Он приветственно помахал рукой.
— Идите сюда, Сирил,— крикнул он и подмигнул мне.— Черт побери, какая приятная встреча, дружище! Что вы будете пить? — Я улыбнулся, заметив, что Чарлз сразу пустил в ход свой «офицерский говорок». Чарлз научился этому искусству во время войны. Он овладел им в десять дней, после того как один младший лейтенант, говоривший на языке лондонских рабочих окраин, покончил с собой, не вынеся постоянных насмешек надутых снобов. У Чарлза этот говорок получался очень неплохо.
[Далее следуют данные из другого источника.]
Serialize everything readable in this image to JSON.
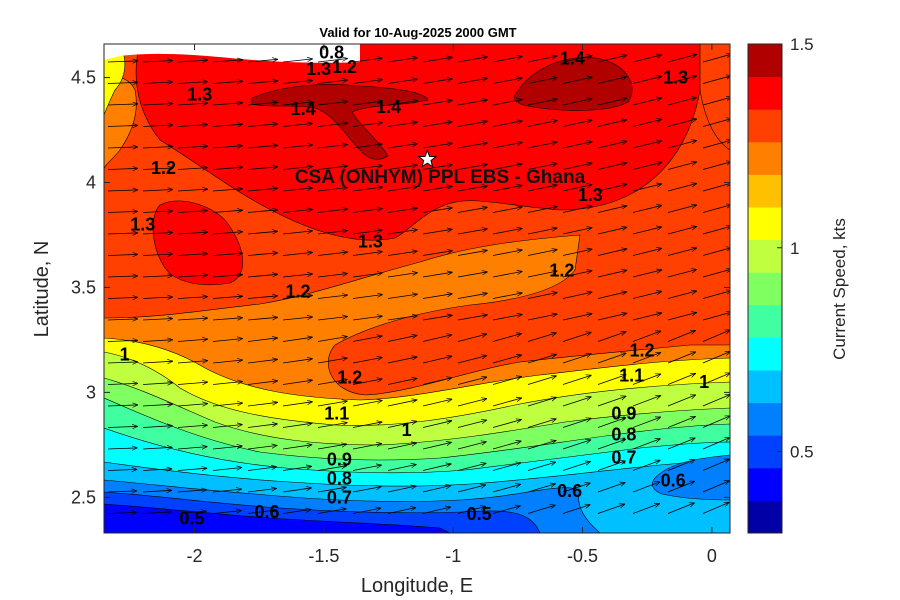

Сверкающий Зомби — простая душа (его отец до войны был городским мусорщиком),— как всегда в таких случаях, был несколько подавлен и польщен.— Позвольте мне угостить вас, Чарли,— сказал он поспешно.— Чего-нибудь покрепче?
Я возвратился к тете Эмили слегка навеселе.
— Ну что, дружок,— сказала она при моем появлении,— повидался с Чарлзом?
— Да, вспоминали былое,— сказал я,— и решили вместе провести вечер. Я поужинаю у него.
— И куда же вы потом отправитесь?
— Мы еще толком не решили.
— Куда-нибудь поближе к бутылке, насколько я знаю Чарли.
Тетя Эмили сидела у камина, скрестив руки на груди. В гостиной было совсем темно. В камине неярко, спокойно горели дрова, и мягкие блики ложились на мебель, тщательно оберегаемую от царапин. В комнате все еще пахло сигарами, вином и шоколадом. Тетя Эмили показалась мне в эту минуту особенно похожей на мою мать: то же выражение сдержанной энергии, то же неуловимое изящество в чертах худощавого лица. Под влиянием пива, виски и меланхоличной атмосферы гостиной у меня на глаза навернулись слезы.